The lack of government follow-on, however, left us wanting more and to understand the implementation of plans beyond bland commitments.

This brings us to the second issue. The Fourth Industrial Revolution (4IR) as a theme is now somewhat hackneyed, after being deployed continually by every conference for the past five years. Yet 4IR is a highly chaotic (in the proper sense of the word) emergent system which cannot be planned but has to be supported and nurtured with the right foundations.

The WEF meetings, however, seemed to fail to grasp this point and instead we heard solid stories of successes from the private and third sectors, but then a lack of real ability to turn this into a cohesive path for other countries to follow to overcome their challenges to employment and vested interests. Instead, vague generalities and platitudes were offered.

The result of this was a lack of any sense that SA – somewhat late to the 4IR issue with the recent appointment of a presidential task team on the matter – was able to learn or take best practice from elsewhere.

A case in point was the African Continental Free Trade Agreement (AfCFTA) – where so much potential has been offered up from the ratification of the agreement, but absolutely no clarity could be got from the public sector and there were uncertain expectations from the private sector on implementation, factors to watch and time-lines. The issue of AfCFTA was continually mentioned at official and side meetings, but I came away with no real understanding of a path from here that we can define, cross-check and mark as implemented. It seems like a pipe dream.

As such, we cannot transplant it into a view on growth upside or of increased trade.

The meetings no doubt saw business get done and connections made and reinforced – but the talk shop nature of the conference, it would seem, was rejected this year. The immediate reaction to the issues of the week in SA – the protests and violence – was one thing, but more broadly it was an important symptom of the increasing despair from South African business about all talk and no action from the South African government.

This manifestation should be an important lesson for the government. Business speeches on implementation got the biggest applause – not generalities and platitudes.

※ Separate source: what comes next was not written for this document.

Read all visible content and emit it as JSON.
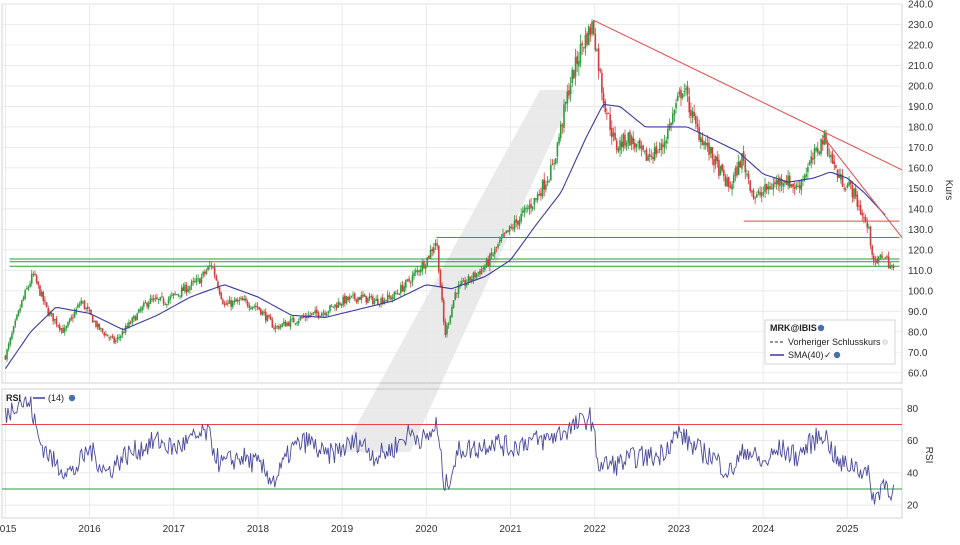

Offer up implementation, frameworks and foundations for business and the heavy lifting will then be done by the private sector and growth will be easy.

The contrast, then, in 2020, with the WEF to be held in fast-growing, reformist, “darling” Ethiopia will be telling – a government taking tough decisions as much for its own self-interest as anything else, but delivering results that the private sector is ready to latch onto.

Maybe the meetings in SA will only be so lively when implementation starts being felt by the business. DM

Peter Attard Montalto is head of Capital Markets Research at Intellidex.